The street performer protocol - looking at the problems of digital copyright.

This is a great cartoon.

This usability checklist is useful.

The great thing about living in Northern Climes is the long evenings - I went out cycling with my son at 9 on Saturday night and we had a great time.

The Emperors of Chocolate looks like it would be an interesting read. The trivia page is certainly interesting.

11 June 1999

A very good magic site with real audio of how to do sleights and of people performing tricks.

This site looks Japanese but may not be. This is one of the strangest sites I have ever seen. (via Perfect)

Today I read about Chibi Marukochan, described as a Japanese Bart Simpson. This is a haiku page which looks rather nice. Sadly my Japanese is minimal and I can only read small parts of it and understand even less. Japanese website design is really interesting. Look at the difference between Nintendo Japan's site and Nintendo USA. And also look at Sega Japan, Sega USA and Sega Europe.

Sanity Test - I am 61.8181818181818% insane.

10 June 1999

The end of the Internet....

I want this wooden bike. (via RobotWisdom)

Good article about why the "bounty hunter" model for open source devlopment won't work. There are many problems with the open source model - I really must write something about them. (Which is not to say that I am advocating any other way of doing things of course!)(via Freshmeat)

9 June 1999

Page about contortionism,

This device has to be on of the weirdest things I have ever come across. There are some exceedingly strange things here, e.g. this one. "When you call 177 using a telephone attached to the set, nails hanging from the ceiling fall into the water filled bowl along with the tone.

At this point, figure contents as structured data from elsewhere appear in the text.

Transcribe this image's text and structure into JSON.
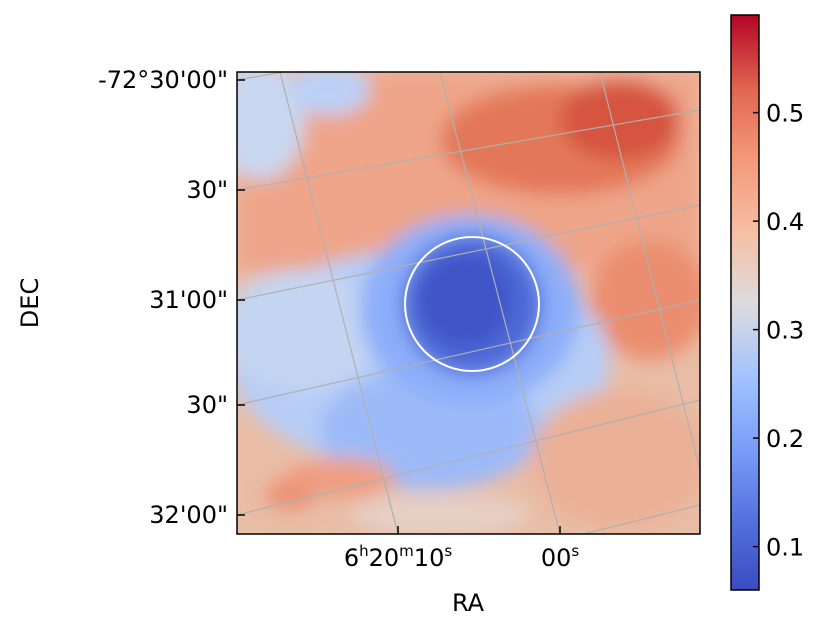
{
  "chart_data": {
    "type": "heatmap",
    "title": "",
    "xlabel": "RA",
    "ylabel": "DEC",
    "x_ticks": [
      {
        "h": "6",
        "m": "20",
        "s": "10"
      },
      {
        "s": "00"
      }
    ],
    "y_ticks": [
      "-72°30'00\"",
      "30\"",
      "31'00\"",
      "30\"",
      "32'00\""
    ],
    "colorbar": {
      "colormap": "coolwarm",
      "range": [
        0.06,
        0.59
      ],
      "ticks": [
        0.1,
        0.2,
        0.3,
        0.4,
        0.5
      ],
      "tick_labels": [
        "0.1",
        "0.2",
        "0.3",
        "0.4",
        "0.5"
      ]
    },
    "colors": {
      "grid": "#b0b0b0",
      "aperture": "#ffffff",
      "cmap_low": "#3b4cc0",
      "cmap_mid": "#dddddd",
      "cmap_high": "#b40426"
    },
    "grid": true,
    "legend": "none",
    "features": {
      "aperture_circle": "white circle around the central low-value region",
      "center_value": 0.12,
      "background_value": 0.33
    }
  }
}
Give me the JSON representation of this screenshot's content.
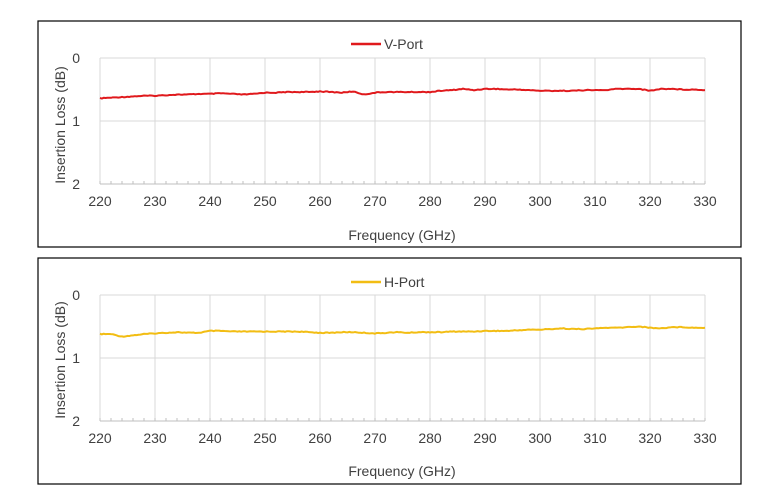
{
  "chart_data": [
    {
      "type": "line",
      "title": "",
      "xlabel": "Frequency (GHz)",
      "ylabel": "Insertion Loss (dB)",
      "xlim": [
        220,
        330
      ],
      "ylim": [
        0,
        2
      ],
      "y_inverted": true,
      "x_ticks": [
        220,
        230,
        240,
        250,
        260,
        270,
        280,
        290,
        300,
        310,
        320,
        330
      ],
      "y_ticks": [
        0,
        1,
        2
      ],
      "grid": "vertical",
      "legend_position": "top-center",
      "series": [
        {
          "name": "V-Port",
          "color": "#e0191c",
          "x": [
            220,
            222,
            224,
            226,
            228,
            230,
            232,
            234,
            236,
            238,
            240,
            242,
            244,
            246,
            248,
            250,
            252,
            254,
            256,
            258,
            260,
            262,
            264,
            266,
            268,
            270,
            272,
            274,
            276,
            278,
            280,
            282,
            284,
            286,
            288,
            290,
            292,
            294,
            296,
            298,
            300,
            302,
            304,
            306,
            308,
            310,
            312,
            314,
            316,
            318,
            320,
            322,
            324,
            326,
            328,
            330
          ],
          "values": [
            0.64,
            0.63,
            0.62,
            0.61,
            0.6,
            0.6,
            0.59,
            0.58,
            0.58,
            0.57,
            0.57,
            0.56,
            0.57,
            0.58,
            0.57,
            0.55,
            0.55,
            0.54,
            0.54,
            0.54,
            0.53,
            0.54,
            0.55,
            0.53,
            0.58,
            0.55,
            0.54,
            0.54,
            0.54,
            0.54,
            0.54,
            0.52,
            0.51,
            0.49,
            0.51,
            0.49,
            0.49,
            0.5,
            0.5,
            0.51,
            0.52,
            0.52,
            0.52,
            0.52,
            0.51,
            0.51,
            0.51,
            0.49,
            0.49,
            0.49,
            0.52,
            0.49,
            0.49,
            0.5,
            0.5,
            0.51
          ]
        }
      ]
    },
    {
      "type": "line",
      "title": "",
      "xlabel": "Frequency (GHz)",
      "ylabel": "Insertion Loss (dB)",
      "xlim": [
        220,
        330
      ],
      "ylim": [
        0,
        2
      ],
      "y_inverted": true,
      "x_ticks": [
        220,
        230,
        240,
        250,
        260,
        270,
        280,
        290,
        300,
        310,
        320,
        330
      ],
      "y_ticks": [
        0,
        1,
        2
      ],
      "grid": "vertical",
      "legend_position": "top-center",
      "series": [
        {
          "name": "H-Port",
          "color": "#f2bd13",
          "x": [
            220,
            222,
            224,
            226,
            228,
            230,
            232,
            234,
            236,
            238,
            240,
            242,
            244,
            246,
            248,
            250,
            252,
            254,
            256,
            258,
            260,
            262,
            264,
            266,
            268,
            270,
            272,
            274,
            276,
            278,
            280,
            282,
            284,
            286,
            288,
            290,
            292,
            294,
            296,
            298,
            300,
            302,
            304,
            306,
            308,
            310,
            312,
            314,
            316,
            318,
            320,
            322,
            324,
            326,
            328,
            330
          ],
          "values": [
            0.62,
            0.62,
            0.66,
            0.64,
            0.62,
            0.61,
            0.6,
            0.59,
            0.6,
            0.6,
            0.57,
            0.57,
            0.58,
            0.58,
            0.58,
            0.58,
            0.58,
            0.58,
            0.58,
            0.59,
            0.6,
            0.6,
            0.59,
            0.59,
            0.6,
            0.61,
            0.6,
            0.59,
            0.6,
            0.59,
            0.59,
            0.59,
            0.58,
            0.58,
            0.58,
            0.57,
            0.57,
            0.57,
            0.56,
            0.55,
            0.55,
            0.54,
            0.53,
            0.54,
            0.54,
            0.53,
            0.52,
            0.52,
            0.51,
            0.5,
            0.52,
            0.53,
            0.51,
            0.51,
            0.52,
            0.52
          ]
        }
      ]
    }
  ]
}
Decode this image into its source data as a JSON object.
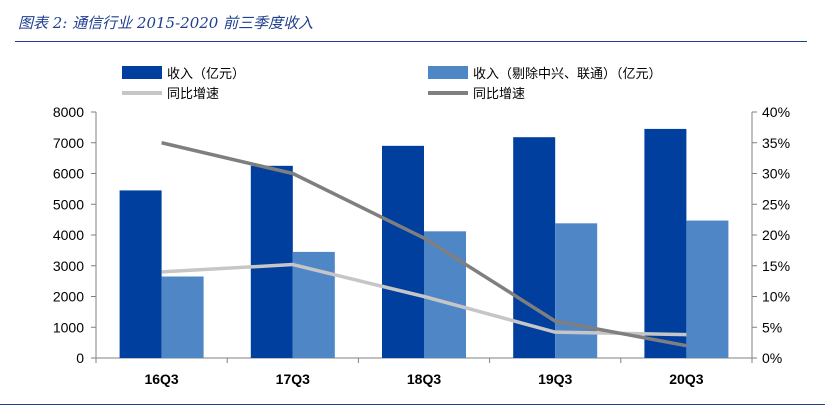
{
  "caption": "图表 2:  通信行业 2015-2020 前三季度收入",
  "colors": {
    "revenue": "#003f9e",
    "revenue_excl": "#4f86c6",
    "growth": "#c6c6c6",
    "growth_excl": "#7f7f7f",
    "rule": "#1f3f8f"
  },
  "chart_data": {
    "type": "bar",
    "categories": [
      "16Q3",
      "17Q3",
      "18Q3",
      "19Q3",
      "20Q3"
    ],
    "series": [
      {
        "name": "收入（亿元）",
        "kind": "bar",
        "axis": "left",
        "values": [
          5450,
          6250,
          6900,
          7180,
          7450
        ]
      },
      {
        "name": "收入（剔除中兴、联通）（亿元）",
        "kind": "bar",
        "axis": "left",
        "values": [
          2650,
          3450,
          4120,
          4380,
          4470
        ]
      },
      {
        "name": "同比增速",
        "kind": "line",
        "axis": "right",
        "values": [
          0.14,
          0.152,
          0.1,
          0.042,
          0.038
        ]
      },
      {
        "name": "同比增速",
        "kind": "line",
        "axis": "right",
        "values": [
          0.35,
          0.3,
          0.195,
          0.06,
          0.02
        ]
      }
    ],
    "y_left": {
      "min": 0,
      "max": 8000,
      "ticks": [
        "0",
        "1000",
        "2000",
        "3000",
        "4000",
        "5000",
        "6000",
        "7000",
        "8000"
      ]
    },
    "y_right": {
      "min": 0,
      "max": 0.4,
      "ticks": [
        "0%",
        "5%",
        "10%",
        "15%",
        "20%",
        "25%",
        "30%",
        "35%",
        "40%"
      ]
    },
    "grid": false,
    "legend": "top"
  }
}
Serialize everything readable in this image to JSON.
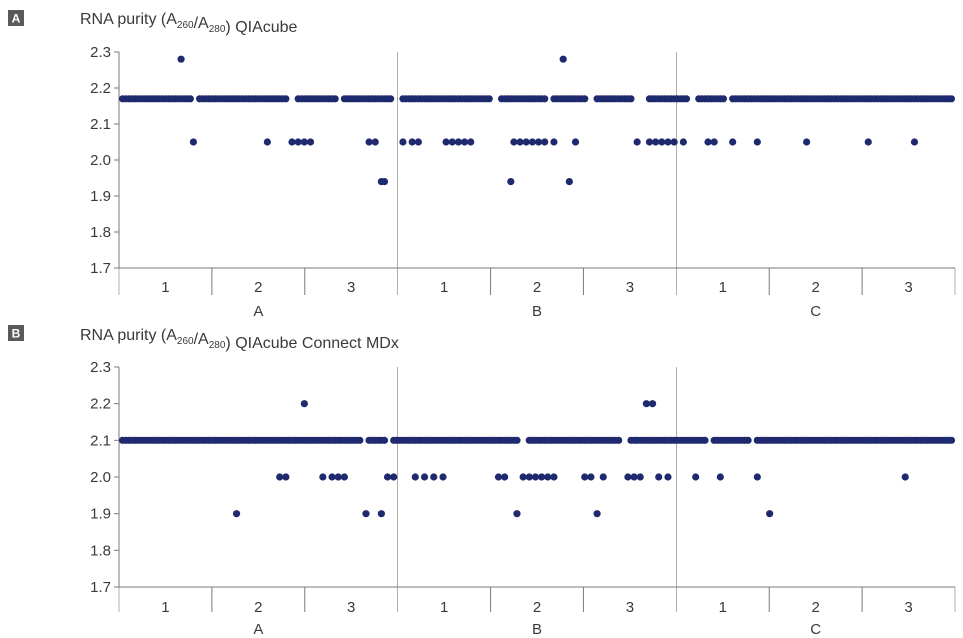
{
  "colors": {
    "marker": "#1f2a6e",
    "axis": "#7a7a7a",
    "badge": "#5a5a5a"
  },
  "chart_data": [
    {
      "type": "scatter",
      "badge": "A",
      "title_main": "RNA purity (A",
      "title_sub1": "260",
      "title_mid": "/A",
      "title_sub2": "280",
      "title_end": ") QIAcube",
      "ylim": [
        1.7,
        2.3
      ],
      "yticks": [
        "2.3",
        "2.2",
        "2.1",
        "2.0",
        "1.9",
        "1.8",
        "1.7"
      ],
      "yvals": [
        2.3,
        2.2,
        2.1,
        2.0,
        1.9,
        1.8,
        1.7
      ],
      "sample_count": 270,
      "subgroups": [
        "1",
        "2",
        "3",
        "1",
        "2",
        "3",
        "1",
        "2",
        "3"
      ],
      "groups": [
        "A",
        "B",
        "C"
      ],
      "baseline": 2.17,
      "baseline_gaps": [
        [
          23,
          24
        ],
        [
          54,
          56
        ],
        [
          70,
          71
        ],
        [
          88,
          90
        ],
        [
          120,
          122
        ],
        [
          138,
          139
        ],
        [
          151,
          153
        ],
        [
          166,
          170
        ],
        [
          184,
          186
        ],
        [
          196,
          197
        ]
      ],
      "outliers": [
        [
          19,
          2.28
        ],
        [
          23,
          2.05
        ],
        [
          47,
          2.05
        ],
        [
          55,
          2.05
        ],
        [
          57,
          2.05
        ],
        [
          59,
          2.05
        ],
        [
          61,
          2.05
        ],
        [
          80,
          2.05
        ],
        [
          82,
          2.05
        ],
        [
          84,
          1.94
        ],
        [
          85,
          1.94
        ],
        [
          91,
          2.05
        ],
        [
          94,
          2.05
        ],
        [
          96,
          2.05
        ],
        [
          105,
          2.05
        ],
        [
          107,
          2.05
        ],
        [
          109,
          2.05
        ],
        [
          111,
          2.05
        ],
        [
          113,
          2.05
        ],
        [
          127,
          2.05
        ],
        [
          129,
          2.05
        ],
        [
          131,
          2.05
        ],
        [
          133,
          2.05
        ],
        [
          135,
          2.05
        ],
        [
          137,
          2.05
        ],
        [
          140,
          2.05
        ],
        [
          126,
          1.94
        ],
        [
          143,
          2.28
        ],
        [
          145,
          1.94
        ],
        [
          147,
          2.05
        ],
        [
          167,
          2.05
        ],
        [
          171,
          2.05
        ],
        [
          173,
          2.05
        ],
        [
          175,
          2.05
        ],
        [
          177,
          2.05
        ],
        [
          179,
          2.05
        ],
        [
          182,
          2.05
        ],
        [
          190,
          2.05
        ],
        [
          192,
          2.05
        ],
        [
          198,
          2.05
        ],
        [
          206,
          2.05
        ],
        [
          222,
          2.05
        ],
        [
          242,
          2.05
        ],
        [
          257,
          2.05
        ]
      ]
    },
    {
      "type": "scatter",
      "badge": "B",
      "title_main": "RNA purity (A",
      "title_sub1": "260",
      "title_mid": "/A",
      "title_sub2": "280",
      "title_end": ") QIAcube Connect MDx",
      "ylim": [
        1.7,
        2.3
      ],
      "yticks": [
        "2.3",
        "2.2",
        "2.1",
        "2.0",
        "1.9",
        "1.8",
        "1.7"
      ],
      "yvals": [
        2.3,
        2.2,
        2.1,
        2.0,
        1.9,
        1.8,
        1.7
      ],
      "sample_count": 270,
      "subgroups": [
        "1",
        "2",
        "3",
        "1",
        "2",
        "3",
        "1",
        "2",
        "3"
      ],
      "groups": [
        "A",
        "B",
        "C"
      ],
      "baseline": 2.1,
      "baseline_gaps": [
        [
          78,
          79
        ],
        [
          86,
          87
        ],
        [
          129,
          131
        ],
        [
          162,
          164
        ],
        [
          190,
          191
        ],
        [
          204,
          205
        ]
      ],
      "outliers": [
        [
          37,
          1.9
        ],
        [
          51,
          2.0
        ],
        [
          53,
          2.0
        ],
        [
          59,
          2.2
        ],
        [
          65,
          2.0
        ],
        [
          68,
          2.0
        ],
        [
          70,
          2.0
        ],
        [
          72,
          2.0
        ],
        [
          79,
          1.9
        ],
        [
          84,
          1.9
        ],
        [
          86,
          2.0
        ],
        [
          88,
          2.0
        ],
        [
          95,
          2.0
        ],
        [
          98,
          2.0
        ],
        [
          101,
          2.0
        ],
        [
          104,
          2.0
        ],
        [
          122,
          2.0
        ],
        [
          124,
          2.0
        ],
        [
          128,
          1.9
        ],
        [
          130,
          2.0
        ],
        [
          132,
          2.0
        ],
        [
          134,
          2.0
        ],
        [
          136,
          2.0
        ],
        [
          138,
          2.0
        ],
        [
          140,
          2.0
        ],
        [
          150,
          2.0
        ],
        [
          152,
          2.0
        ],
        [
          154,
          1.9
        ],
        [
          156,
          2.0
        ],
        [
          164,
          2.0
        ],
        [
          166,
          2.0
        ],
        [
          168,
          2.0
        ],
        [
          170,
          2.2
        ],
        [
          172,
          2.2
        ],
        [
          174,
          2.0
        ],
        [
          177,
          2.0
        ],
        [
          186,
          2.0
        ],
        [
          194,
          2.0
        ],
        [
          206,
          2.0
        ],
        [
          210,
          1.9
        ],
        [
          254,
          2.0
        ]
      ]
    }
  ]
}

In an unfortunate case, nails may hurt fish."

A great piece of archaeology - this is the sort of painstaking research work that I love to hear about. (from robotwisdom)

More new elements.

7 June 1999

Fascinating article about Speech Codes at the University of Wisconsin.

The 24 hour museum service is rather useful for finding UK Museum information. I just looked and I found out that I've missed the Jackson Pollock retrospective which I thought ran until July. I am now definitely hacked off.

Smithsonian protoype internet exhibition. Java sadly.

Now if this bloke were doing it for Edinburgh I could help him!

Visit the Bunker.

I'm not sure what this June 18th thing is about at all. I must have been sleeping or something - after all X-day has been and gone.

Possible new element - called "ununquadrium". (from robotwisdom)

The domainsurfer is great fun for finding what domain names are out there.

This Mob-speak glossary might come in handy...

The Word Fugitives page at Atlantic Monthly site is great. It covers words that don't exist but ought to.

Oh, I bought the new WIRED. I haven't even opened it yet. I really have to stop doing this.

I saw the Rugrats movie at the weekend with my kids. It was OK, but not as good as the shorts. I also saw a trailer for the King and I which has had some of the worst press reviews I have ever seen. Did you notice that none, and I mean none, of the bare chests that are on show have nipples? Not a single one. Weird.

Even though I have stoppped updating the Obituary pages I think I will mention a few deaths here from time to time: Christopher Cockerell, inventor of the hovercraft, Charles Pierce, drag artist, Peter Brough, the BBC's radio ventriloquist, and Mel Tormé, the velvet fog himself.

Hmmm, been marking exam papers at home so no weblog for a few days. Our#garden is particularly nice at the moment - I should start a gardencam so that I can watch the grass grow and the cat chasing frogs.